Duncan Gay must change his mind on speed cameras
Clearly what is being done to reduce the road toll is not enough. Point to point speed cameras are worth trying and evaluating for cars and light vehicles. Inaction will cost more lives.
The transparent political manipulation of speed camera policy in NSW reflects poorly on the Baird government, and especially Roads Minister Duncan Gay from the Nationals in the upper house.
All transport policy should be based on safety first and risk minimisation. Following reductions over many years, the NSW road toll is rising again. It stands almost 50 higher than it was in November last year. And one key cause, speeding cars on rural roads, can be minimised simply and cheaply.
Yet as the Herald reported last week, NSW remains the only Australian state not using existing point-to-point speed camera technology to catch cars and light trucks breaking the limit.
Our state signed a national commitment to do so more than five years ago. What’s more, the NSW government’s speed camera strategy insists that “developments in other Australian jurisdictions will be monitored to help guide any further roll out of the program” of P2P cameras.
Federal Transport Minister Darren Chester has made road safety a national priority as well, saying he refuses to accept that the price of any road system is deaths.
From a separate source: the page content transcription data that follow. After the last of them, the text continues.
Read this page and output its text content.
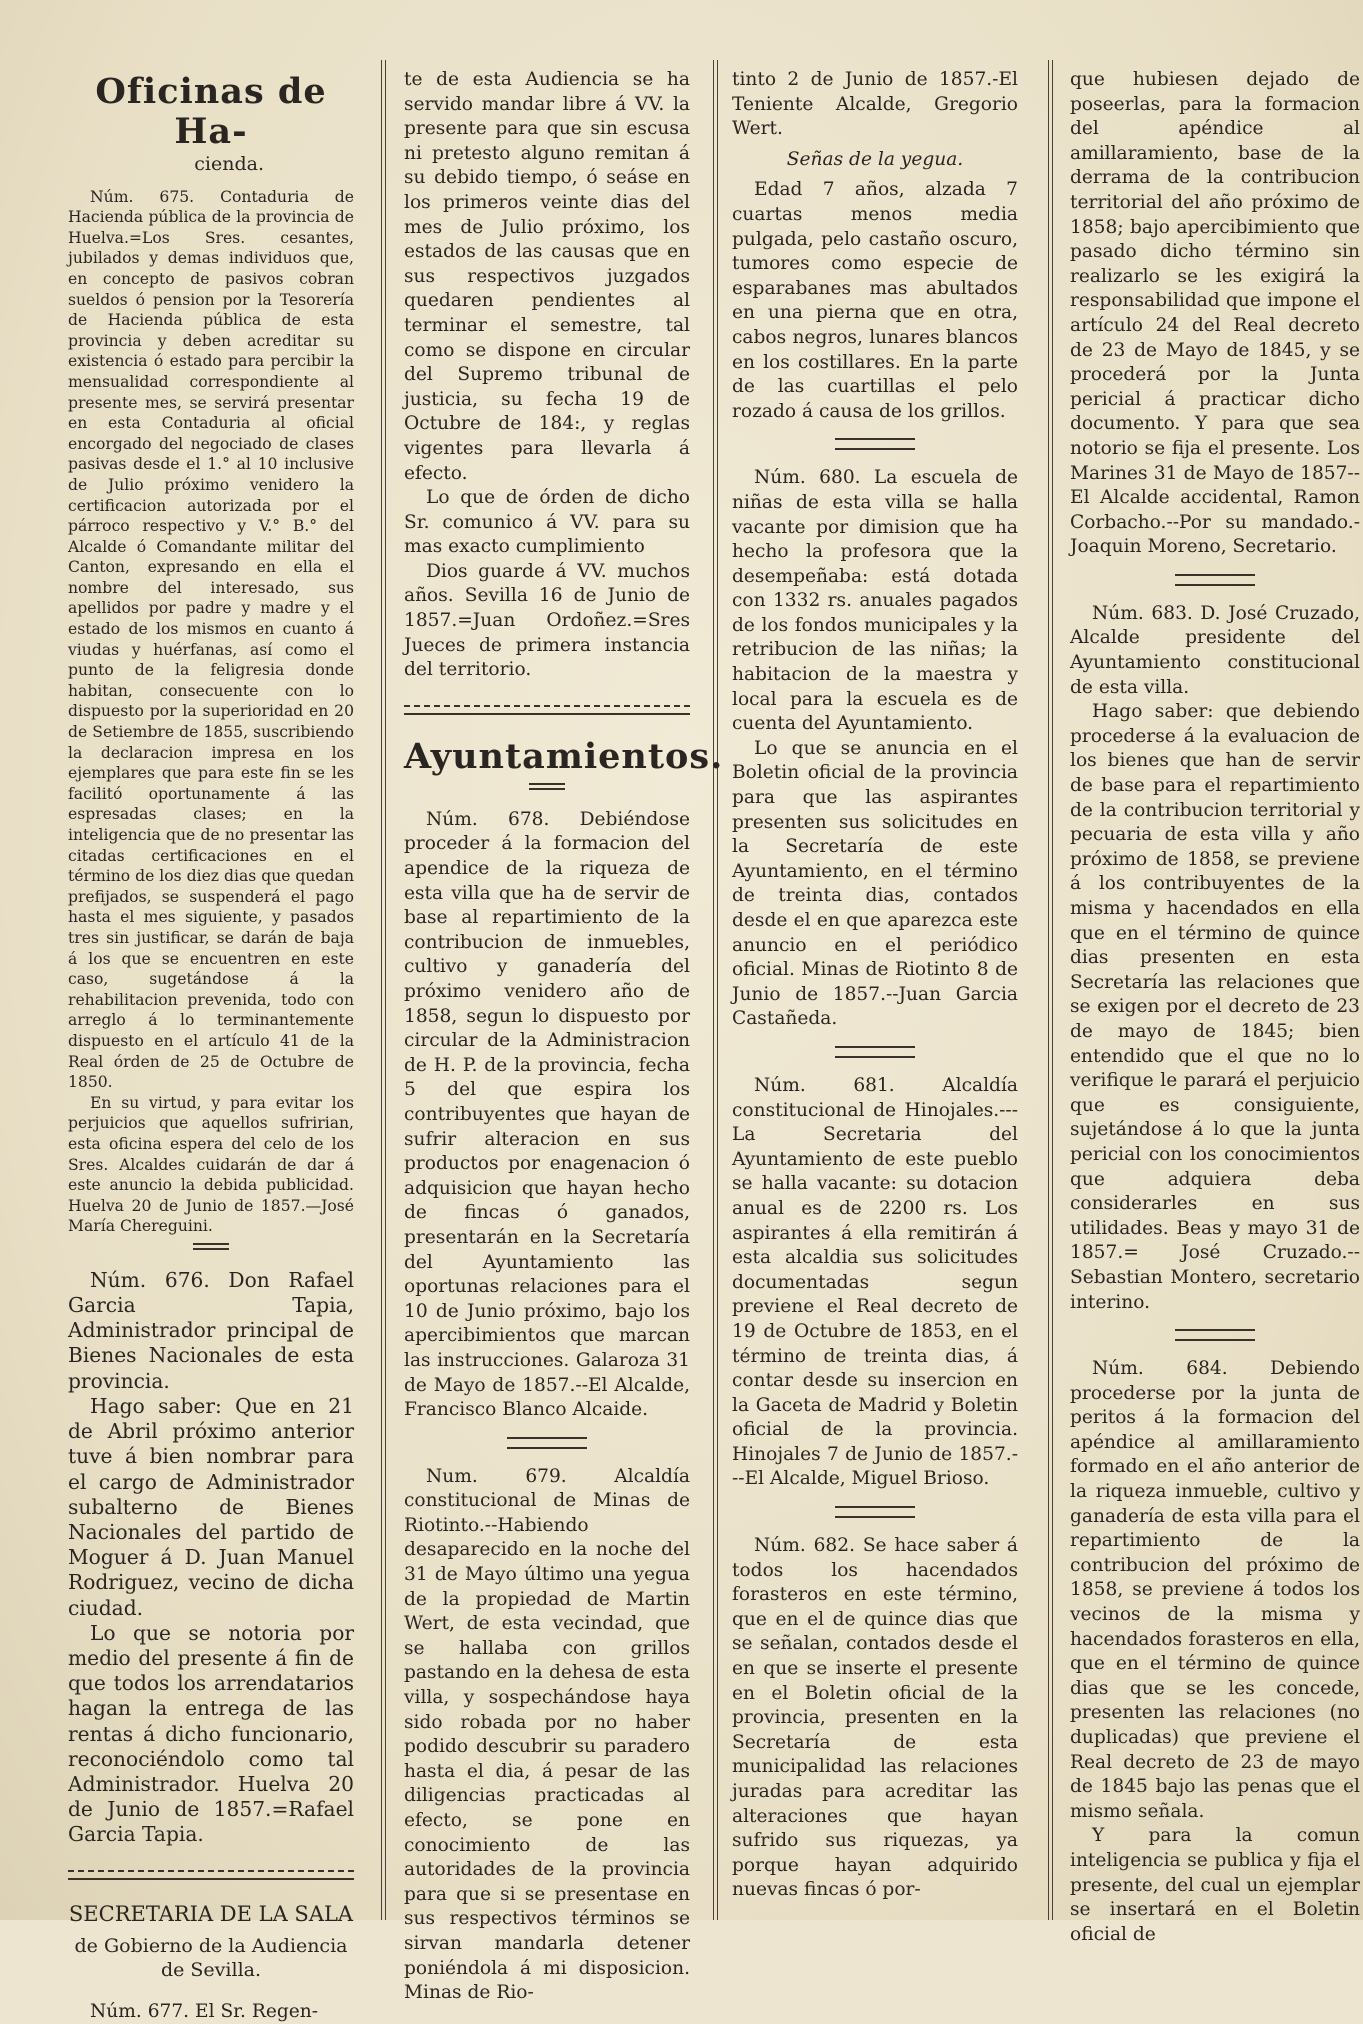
Oficinas de Ha-
cienda.

Núm. 675. Contaduria de Hacienda pública de la provincia de Huelva.=Los Sres. cesantes, jubilados y demas individuos que, en concepto de pasivos cobran sueldos ó pension por la Tesorería de Hacienda pública de esta provincia y deben acreditar su existencia ó estado para percibir la mensualidad correspondiente al presente mes, se servirá presentar en esta Contaduria al oficial encorgado del negociado de clases pasivas desde el 1.° al 10 inclusive de Julio próximo venidero la certificacion autorizada por el párroco respectivo y V.° B.° del Alcalde ó Comandante militar del Canton, expresando en ella el nombre del interesado, sus apellidos por padre y madre y el estado de los mismos en cuanto á viudas y huérfanas, así como el punto de la feligresia donde habitan, consecuente con lo dispuesto por la superioridad en 20 de Setiembre de 1855, suscribiendo la declaracion impresa en los ejemplares que para este fin se les facilitó oportunamente á las espresadas clases; en la inteligencia que de no presentar las citadas certificaciones en el término de los diez dias que quedan prefijados, se suspenderá el pago hasta el mes siguiente, y pasados tres sin justificar, se darán de baja á los que se encuentren en este caso, sugetándose á la rehabilitacion prevenida, todo con arreglo á lo terminantemente dispuesto en el artículo 41 de la Real órden de 25 de Octubre de 1850.

En su virtud, y para evitar los perjuicios que aquellos sufririan, esta oficina espera del celo de los Sres. Alcaldes cuidarán de dar á este anuncio la debida publicidad. Huelva 20 de Junio de 1857.—José María Chereguini.

Núm. 676. Don Rafael Garcia Tapia, Administrador principal de Bienes Nacionales de esta provincia.

Hago saber: Que en 21 de Abril próximo anterior tuve á bien nombrar para el cargo de Administrador subalterno de Bienes Nacionales del partido de Moguer á D. Juan Manuel Rodriguez, vecino de dicha ciudad.

Lo que se notoria por medio del presente á fin de que todos los arrendatarios hagan la entrega de las rentas á dicho funcionario, reconociéndolo como tal Administrador. Huelva 20 de Junio de 1857.=Rafael Garcia Tapia.

SECRETARIA DE LA SALA
de Gobierno de la Audiencia de Sevilla.

Núm. 677. El Sr. Regen-

te de esta Audiencia se ha servido mandar libre á VV. la presente para que sin escusa ni pretesto alguno remitan á su debido tiempo, ó seáse en los primeros veinte dias del mes de Julio próximo, los estados de las causas que en sus respectivos juzgados quedaren pendientes al terminar el semestre, tal como se dispone en circular del Supremo tribunal de justicia, su fecha 19 de Octubre de 184:, y reglas vigentes para llevarla á efecto.

Lo que de órden de dicho Sr. comunico á VV. para su mas exacto cumplimiento

Dios guarde á VV. muchos años. Sevilla 16 de Junio de 1857.=Juan Ordoñez.=Sres Jueces de primera instancia del territorio.

Ayuntamientos.

Núm. 678. Debiéndose proceder á la formacion del apendice de la riqueza de esta villa que ha de servir de base al repartimiento de la contribucion de inmuebles, cultivo y ganadería del próximo venidero año de 1858, segun lo dispuesto por circular de la Administracion de H. P. de la provincia, fecha 5 del que espira los contribuyentes que hayan de sufrir alteracion en sus productos por enagenacion ó adquisicion que hayan hecho de fincas ó ganados, presentarán en la Secretaría del Ayuntamiento las oportunas relaciones para el 10 de Junio próximo, bajo los apercibimientos que marcan las instrucciones. Galaroza 31 de Mayo de 1857.--El Alcalde, Francisco Blanco Alcaide.

Num. 679. Alcaldía constitucional de Minas de Riotinto.--Habiendo desaparecido en la noche del 31 de Mayo último una yegua de la propiedad de Martin Wert, de esta vecindad, que se hallaba con grillos pastando en la dehesa de esta villa, y sospechándose haya sido robada por no haber podido descubrir su paradero hasta el dia, á pesar de las diligencias practicadas al efecto, se pone en conocimiento de las autoridades de la provincia para que si se presentase en sus respectivos términos se sirvan mandarla detener poniéndola á mi disposicion. Minas de Rio-

tinto 2 de Junio de 1857.-El Teniente Alcalde, Gregorio Wert.

Señas de la yegua.

Edad 7 años, alzada 7 cuartas menos media pulgada, pelo castaño oscuro, tumores como especie de esparabanes mas abultados en una pierna que en otra, cabos negros, lunares blancos en los costillares. En la parte de las cuartillas el pelo rozado á causa de los grillos.

Núm. 680. La escuela de niñas de esta villa se halla vacante por dimision que ha hecho la profesora que la desempeñaba: está dotada con 1332 rs. anuales pagados de los fondos municipales y la retribucion de las niñas; la habitacion de la maestra y local para la escuela es de cuenta del Ayuntamiento.

Lo que se anuncia en el Boletin oficial de la provincia para que las aspirantes presenten sus solicitudes en la Secretaría de este Ayuntamiento, en el término de treinta dias, contados desde el en que aparezca este anuncio en el periódico oficial. Minas de Riotinto 8 de Junio de 1857.--Juan Garcia Castañeda.

Núm. 681. Alcaldía constitucional de Hinojales.---La Secretaria del Ayuntamiento de este pueblo se halla vacante: su dotacion anual es de 2200 rs. Los aspirantes á ella remitirán á esta alcaldia sus solicitudes documentadas segun previene el Real decreto de 19 de Octubre de 1853, en el término de treinta dias, á contar desde su insercion en la Gaceta de Madrid y Boletin oficial de la provincia. Hinojales 7 de Junio de 1857.---El Alcalde, Miguel Brioso.

Núm. 682. Se hace saber á todos los hacendados forasteros en este término, que en el de quince dias que se señalan, contados desde el en que se inserte el presente en el Boletin oficial de la provincia, presenten en la Secretaría de esta municipalidad las relaciones juradas para acreditar las alteraciones que hayan sufrido sus riquezas, ya porque hayan adquirido nuevas fincas ó por-

que hubiesen dejado de poseerlas, para la formacion del apéndice al amillaramiento, base de la derrama de la contribucion territorial del año próximo de 1858; bajo apercibimiento que pasado dicho término sin realizarlo se les exigirá la responsabilidad que impone el artículo 24 del Real decreto de 23 de Mayo de 1845, y se procederá por la Junta pericial á practicar dicho documento. Y para que sea notorio se fija el presente. Los Marines 31 de Mayo de 1857--El Alcalde accidental, Ramon Corbacho.--Por su mandado.- Joaquin Moreno, Secretario.

Núm. 683. D. José Cruzado, Alcalde presidente del Ayuntamiento constitucional de esta villa.

Hago saber: que debiendo procederse á la evaluacion de los bienes que han de servir de base para el repartimiento de la contribucion territorial y pecuaria de esta villa y año próximo de 1858, se previene á los contribuyentes de la misma y hacendados en ella que en el término de quince dias presenten en esta Secretaría las relaciones que se exigen por el decreto de 23 de mayo de 1845; bien entendido que el que no lo verifique le parará el perjuicio que es consiguiente, sujetándose á lo que la junta pericial con los conocimientos que adquiera deba considerarles en sus utilidades. Beas y mayo 31 de 1857.= José Cruzado.--Sebastian Montero, secretario interino.

Núm. 684. Debiendo procederse por la junta de peritos á la formacion del apéndice al amillaramiento formado en el año anterior de la riqueza inmueble, cultivo y ganadería de esta villa para el repartimiento de la contribucion del próximo de 1858, se previene á todos los vecinos de la misma y hacendados forasteros en ella, que en el término de quince dias que se les concede, presenten las relaciones (no duplicadas) que previene el Real decreto de 23 de mayo de 1845 bajo las penas que el mismo señala.

Y para la comun inteligencia se publica y fija el presente, del cual un ejemplar se insertará en el Boletin oficial de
Meetings of roads policy leaders in Perth last week stressed the “need to address the disproportionate amount of trauma in regional and remote areas”.
Speed, fatigue and alcohol are the three biggest causes of road deaths.
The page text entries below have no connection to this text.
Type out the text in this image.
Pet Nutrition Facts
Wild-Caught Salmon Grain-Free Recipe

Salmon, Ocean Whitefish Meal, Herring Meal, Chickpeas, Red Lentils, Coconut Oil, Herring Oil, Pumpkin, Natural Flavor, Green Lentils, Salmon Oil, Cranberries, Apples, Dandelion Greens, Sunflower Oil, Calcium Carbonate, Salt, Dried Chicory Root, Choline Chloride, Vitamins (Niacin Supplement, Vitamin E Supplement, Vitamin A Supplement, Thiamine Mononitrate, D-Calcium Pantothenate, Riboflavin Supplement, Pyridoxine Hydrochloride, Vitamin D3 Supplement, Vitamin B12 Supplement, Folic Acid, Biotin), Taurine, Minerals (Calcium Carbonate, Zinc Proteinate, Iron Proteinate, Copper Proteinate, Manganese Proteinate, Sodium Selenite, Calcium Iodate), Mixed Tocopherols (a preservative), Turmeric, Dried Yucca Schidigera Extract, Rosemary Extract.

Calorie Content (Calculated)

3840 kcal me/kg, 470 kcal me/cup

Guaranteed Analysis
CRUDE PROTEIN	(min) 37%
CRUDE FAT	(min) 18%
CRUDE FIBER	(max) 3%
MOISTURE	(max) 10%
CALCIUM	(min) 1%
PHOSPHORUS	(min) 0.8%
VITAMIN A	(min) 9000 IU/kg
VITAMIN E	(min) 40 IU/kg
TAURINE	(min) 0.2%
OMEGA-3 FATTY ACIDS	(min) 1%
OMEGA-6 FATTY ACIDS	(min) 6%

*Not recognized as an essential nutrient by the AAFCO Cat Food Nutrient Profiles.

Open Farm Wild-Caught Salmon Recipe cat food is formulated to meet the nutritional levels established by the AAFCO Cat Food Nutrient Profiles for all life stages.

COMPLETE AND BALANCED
NSW has 25 point-to-point speed camera zones – which average a vehicle’s speed over an extended distance – to detect speeding trucks at accident black spots. Yet the Baird government refuses to activate the cameras to detect speeding cars and light vehicles.
The evidence shows P2P cameras for trucks have been beneficial in reducing speeds and accidents.
Yet the number of road fatalities in rural areas of the state is up 18 per cent this year. More than 200 people have died on NSW country roads so far in 2016.
Mr Gay, who is based in Crookwell near Canberra, defends his reluctance to broaden P2P cameras to cars because his party made an election promise not to do so.
Surely the Minister knows how this cheap politics is threatening lives.
The Nationals fear the P2P path because they know rural and regional constituents have long distances to travel and dislike speed cameras.
What the Nationals should realise is that those same voters have families. And those families are at greater risk of dying from speed-induced crashes because the P2P cameras have not be turned on for cars.
The debate is complicated by the common belief among voters that the government uses fixed and vehicle-based speed cameras as cash cows and that P2P on cars would be just as bad. True, some speed cameras are money raisers. But they also save lives. With transparency, the P2P system can win public support for use on cars.
Backing will be needed from the influential National Roads and Motorists Association. So far the NRMA has been disappointingly stubborn. It argues that “reliable evidence” is required before it would consider the measures extending to cars. Surely better safe than sorry is the required approach, rather than protecting car drivers who like pushing the limits at the expense of other road users. If the NRMA wants the best evidence, then it should call for a two-year trial of the P2P speed cameras in place and ready to activate for cars. Then the results can be analysed.
Opposition roads spokeswoman Jodi Mckay is right: “If the evidence points in the right direction of a solution then I feel it must be considered.”
Labor introduced the P2P speed cameras and it, too, said they’d only ever be for heavy vehicles. So the shift in rhetoric from the Opposition opens the way for bipartisanship, thereby reducing the political risk for Mr Gay and the Nationals in adopting this sensible, life-saving measure.
Sure, the odd independent might rail against the P2P cameras in some Nationals seats. That would be a small price to pay for risk minimisation.
In May Mr Gay said speeding sadly was still killing people despite extensive efforts to slow people down.
“Motorists are still flouting the law, regardless of the longest and most intense high-visibility police operations this state has ever seen,” the Minister said.
Clearly what is being done is not enough. P2P speed cameras are worth trying and evaluating for cars and light vehicles. Inaction will cost more lives.